Ao escavar uma depressão no interior do Estado, retirando-lhe recursos, meios e funções, tornando-o um espaço vazio, um cenário de papel pintado, para circulação de burocratas e outros acomodados, são criadas as condições para o “mercado” ganhar novas nuances e cambiantes, uma nova cor…
Os arautos da narrativa neo-liberal da supremacia do mercado (manto diáfano de fantasia para cobrir a crua realidade da financeirização global da economia) são gente cuja mão ignora o peso de uma “9mm” (e muito menos conhece o seu “coice”) e que, sobretudo, também não imagina onde o desenvolvimento dialéctico dessa sua narrativa vai levar.
A questão sobre a qual Christian Harbulot, desde há anos, tanto se tem interrogado – “pode alguém manter-se inteligente sem se tornar violento?” – está a ganhar uma ainda maior actualidade e uma gritante acuidade.

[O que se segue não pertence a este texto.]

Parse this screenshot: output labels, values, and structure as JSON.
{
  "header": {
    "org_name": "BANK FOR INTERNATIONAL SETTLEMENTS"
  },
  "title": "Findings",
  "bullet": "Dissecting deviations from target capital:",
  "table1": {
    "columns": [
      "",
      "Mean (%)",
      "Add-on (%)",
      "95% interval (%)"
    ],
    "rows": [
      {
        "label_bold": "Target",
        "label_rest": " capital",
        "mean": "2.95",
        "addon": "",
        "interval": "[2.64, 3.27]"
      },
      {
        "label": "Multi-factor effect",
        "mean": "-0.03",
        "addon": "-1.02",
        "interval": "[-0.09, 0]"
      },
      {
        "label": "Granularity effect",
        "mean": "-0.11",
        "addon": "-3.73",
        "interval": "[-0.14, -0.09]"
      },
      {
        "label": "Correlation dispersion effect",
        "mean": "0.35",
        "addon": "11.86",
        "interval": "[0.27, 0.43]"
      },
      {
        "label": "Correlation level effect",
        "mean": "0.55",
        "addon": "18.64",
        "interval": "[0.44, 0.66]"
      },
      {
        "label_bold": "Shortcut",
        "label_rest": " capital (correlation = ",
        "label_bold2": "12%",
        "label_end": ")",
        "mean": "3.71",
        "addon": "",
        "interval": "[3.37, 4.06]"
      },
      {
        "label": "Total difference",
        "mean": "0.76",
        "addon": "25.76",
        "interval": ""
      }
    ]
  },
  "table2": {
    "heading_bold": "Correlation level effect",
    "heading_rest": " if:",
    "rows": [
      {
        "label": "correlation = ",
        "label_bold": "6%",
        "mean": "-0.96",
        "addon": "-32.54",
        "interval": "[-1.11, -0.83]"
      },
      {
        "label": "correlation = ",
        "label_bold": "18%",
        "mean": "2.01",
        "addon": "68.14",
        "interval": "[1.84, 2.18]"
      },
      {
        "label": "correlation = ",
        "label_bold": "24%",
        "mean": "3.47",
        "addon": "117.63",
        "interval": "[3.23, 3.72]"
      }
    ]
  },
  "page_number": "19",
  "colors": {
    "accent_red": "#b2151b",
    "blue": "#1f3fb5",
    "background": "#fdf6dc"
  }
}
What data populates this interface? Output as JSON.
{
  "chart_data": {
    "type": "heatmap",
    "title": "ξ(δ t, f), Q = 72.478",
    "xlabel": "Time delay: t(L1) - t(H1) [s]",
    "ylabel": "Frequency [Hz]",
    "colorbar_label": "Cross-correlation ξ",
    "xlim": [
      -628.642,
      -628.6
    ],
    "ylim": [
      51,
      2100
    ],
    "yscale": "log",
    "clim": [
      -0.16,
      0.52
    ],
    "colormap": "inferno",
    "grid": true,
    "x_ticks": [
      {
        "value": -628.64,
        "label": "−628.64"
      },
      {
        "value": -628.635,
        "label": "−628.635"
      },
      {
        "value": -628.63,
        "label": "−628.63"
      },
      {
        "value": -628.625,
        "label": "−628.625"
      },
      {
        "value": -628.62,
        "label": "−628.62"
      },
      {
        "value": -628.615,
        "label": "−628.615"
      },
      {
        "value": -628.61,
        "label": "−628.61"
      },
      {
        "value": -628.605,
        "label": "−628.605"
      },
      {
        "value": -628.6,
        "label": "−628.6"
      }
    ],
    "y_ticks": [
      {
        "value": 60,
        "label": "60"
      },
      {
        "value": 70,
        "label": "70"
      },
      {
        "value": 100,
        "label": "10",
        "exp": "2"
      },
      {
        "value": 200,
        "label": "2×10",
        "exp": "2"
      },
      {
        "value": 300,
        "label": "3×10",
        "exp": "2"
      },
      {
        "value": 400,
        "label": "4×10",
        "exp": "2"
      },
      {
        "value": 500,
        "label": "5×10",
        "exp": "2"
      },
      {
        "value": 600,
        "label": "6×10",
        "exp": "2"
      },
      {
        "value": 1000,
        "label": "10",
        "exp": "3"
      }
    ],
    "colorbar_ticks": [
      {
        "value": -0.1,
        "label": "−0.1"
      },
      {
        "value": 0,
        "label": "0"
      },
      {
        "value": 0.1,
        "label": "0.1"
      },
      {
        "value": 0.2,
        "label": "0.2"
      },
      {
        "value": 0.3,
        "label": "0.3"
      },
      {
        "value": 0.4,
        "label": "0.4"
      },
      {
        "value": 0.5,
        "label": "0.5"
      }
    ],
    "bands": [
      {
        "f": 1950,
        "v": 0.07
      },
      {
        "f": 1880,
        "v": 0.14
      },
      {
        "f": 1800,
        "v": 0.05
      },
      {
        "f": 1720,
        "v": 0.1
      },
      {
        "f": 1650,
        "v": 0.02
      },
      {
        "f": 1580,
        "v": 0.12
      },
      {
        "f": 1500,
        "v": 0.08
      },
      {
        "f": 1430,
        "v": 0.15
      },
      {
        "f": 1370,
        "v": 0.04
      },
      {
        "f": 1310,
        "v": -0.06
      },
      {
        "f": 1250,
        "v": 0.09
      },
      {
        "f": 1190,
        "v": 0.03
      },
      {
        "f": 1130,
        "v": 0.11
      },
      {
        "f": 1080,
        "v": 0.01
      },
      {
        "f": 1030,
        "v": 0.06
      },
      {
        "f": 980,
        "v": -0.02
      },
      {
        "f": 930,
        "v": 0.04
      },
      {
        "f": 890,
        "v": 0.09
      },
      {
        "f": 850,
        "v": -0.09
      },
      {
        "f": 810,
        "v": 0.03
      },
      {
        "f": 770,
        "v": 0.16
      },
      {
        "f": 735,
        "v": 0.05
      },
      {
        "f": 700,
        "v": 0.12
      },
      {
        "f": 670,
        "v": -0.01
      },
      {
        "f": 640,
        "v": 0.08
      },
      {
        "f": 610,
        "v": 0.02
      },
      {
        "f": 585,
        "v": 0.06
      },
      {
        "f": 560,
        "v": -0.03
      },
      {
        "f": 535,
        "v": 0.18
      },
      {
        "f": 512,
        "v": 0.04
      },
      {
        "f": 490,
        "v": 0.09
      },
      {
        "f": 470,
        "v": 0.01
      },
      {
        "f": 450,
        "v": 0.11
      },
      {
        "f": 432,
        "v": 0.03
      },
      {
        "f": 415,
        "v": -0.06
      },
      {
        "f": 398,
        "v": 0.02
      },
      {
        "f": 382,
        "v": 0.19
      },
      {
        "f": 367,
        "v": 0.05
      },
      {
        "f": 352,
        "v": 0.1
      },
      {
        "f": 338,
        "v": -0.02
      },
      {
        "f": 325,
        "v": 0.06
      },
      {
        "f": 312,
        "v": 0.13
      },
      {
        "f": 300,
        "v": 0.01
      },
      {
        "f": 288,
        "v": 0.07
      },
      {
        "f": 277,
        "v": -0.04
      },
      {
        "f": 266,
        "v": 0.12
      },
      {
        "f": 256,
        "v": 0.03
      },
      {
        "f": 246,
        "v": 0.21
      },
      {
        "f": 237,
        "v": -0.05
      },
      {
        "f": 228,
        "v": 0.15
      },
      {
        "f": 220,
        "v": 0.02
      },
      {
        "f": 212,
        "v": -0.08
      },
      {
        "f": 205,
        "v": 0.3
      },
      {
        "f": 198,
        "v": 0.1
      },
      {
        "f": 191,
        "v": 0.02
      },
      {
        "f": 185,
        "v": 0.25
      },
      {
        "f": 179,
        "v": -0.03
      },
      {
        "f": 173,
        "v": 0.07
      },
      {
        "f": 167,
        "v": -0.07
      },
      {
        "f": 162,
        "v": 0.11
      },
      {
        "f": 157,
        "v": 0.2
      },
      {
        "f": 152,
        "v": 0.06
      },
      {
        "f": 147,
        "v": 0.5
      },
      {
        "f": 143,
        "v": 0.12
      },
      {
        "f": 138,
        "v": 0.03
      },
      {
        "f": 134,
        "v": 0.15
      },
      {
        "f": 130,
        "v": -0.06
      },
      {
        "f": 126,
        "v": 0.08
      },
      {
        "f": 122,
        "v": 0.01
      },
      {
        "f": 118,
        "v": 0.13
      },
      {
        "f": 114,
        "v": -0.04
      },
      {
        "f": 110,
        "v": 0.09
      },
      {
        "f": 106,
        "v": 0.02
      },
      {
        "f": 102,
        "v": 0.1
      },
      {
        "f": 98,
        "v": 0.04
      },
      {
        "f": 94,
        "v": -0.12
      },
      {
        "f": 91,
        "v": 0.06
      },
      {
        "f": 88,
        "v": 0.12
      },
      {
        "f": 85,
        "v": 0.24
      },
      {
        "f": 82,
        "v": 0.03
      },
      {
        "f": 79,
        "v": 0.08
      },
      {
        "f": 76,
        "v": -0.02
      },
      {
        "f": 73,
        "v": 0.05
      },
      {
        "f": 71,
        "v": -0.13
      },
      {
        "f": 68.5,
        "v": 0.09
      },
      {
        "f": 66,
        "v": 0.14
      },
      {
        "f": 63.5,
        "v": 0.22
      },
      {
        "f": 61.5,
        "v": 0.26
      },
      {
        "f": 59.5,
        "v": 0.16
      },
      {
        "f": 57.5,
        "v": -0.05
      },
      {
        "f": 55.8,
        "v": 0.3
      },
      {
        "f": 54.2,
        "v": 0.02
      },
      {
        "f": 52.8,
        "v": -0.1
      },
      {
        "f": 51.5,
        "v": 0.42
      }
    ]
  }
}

A questão da confiança, nos Estados soberanos e democráticos, é fulcral na “gestão da cidade” e a lealdade do cidadão é para com o Estado-Nação que lhe garante cidadania, segurança e desenvolvimento. Num Estado esvaziado e oco, é a lealdade que se torna a questão fulcral e desaparece a confiança num Estado tornado um fantasma de si mesmo.
A lealdade torna-se então “tribal” (grupos com objectivos específicos, comunidades autónomas, gangs, mafias, sociedades para-militares, etc.), modos de cada um procurar manter a sua sobrevivência. E entra-se no que John Robb tem chamado de “networked tribes, system disruption and the emerging bazaar of violence“. E só aí, só no interior desses novos universos de lealdades, a confiança se volta manifestar.
Talvez os senhores da narrativa neo-liberal não tenham pensado nisso mas ninguém tem lealdade nem confiança para com o “mercado”… Vai, porém, estando na hora de, das suas caríssimas casinhas de Silicon Valley, do alto das suas soberbas torres de New York, Frankfurt e até Paris ou do conforto dos seus gabinetes universitários, darem uma olhadela (com olhos de ver…) já nem digo a um México mas apenas a Charlottesville e ao seu imenso significado. Pensem nisso enquanto é tempo pois a sua narrativa está a chocar violentamente com os seus limites…
“The presence of armed, right-wing militia at political events is becoming more common”
Defense One | Albin Lohr-Jones/Sipa via AP
Este mundo está tornar-se uma cena bem animada… Apertem os cintos, verifiquem os suspensórios e coloquem (bem) os para-quedas!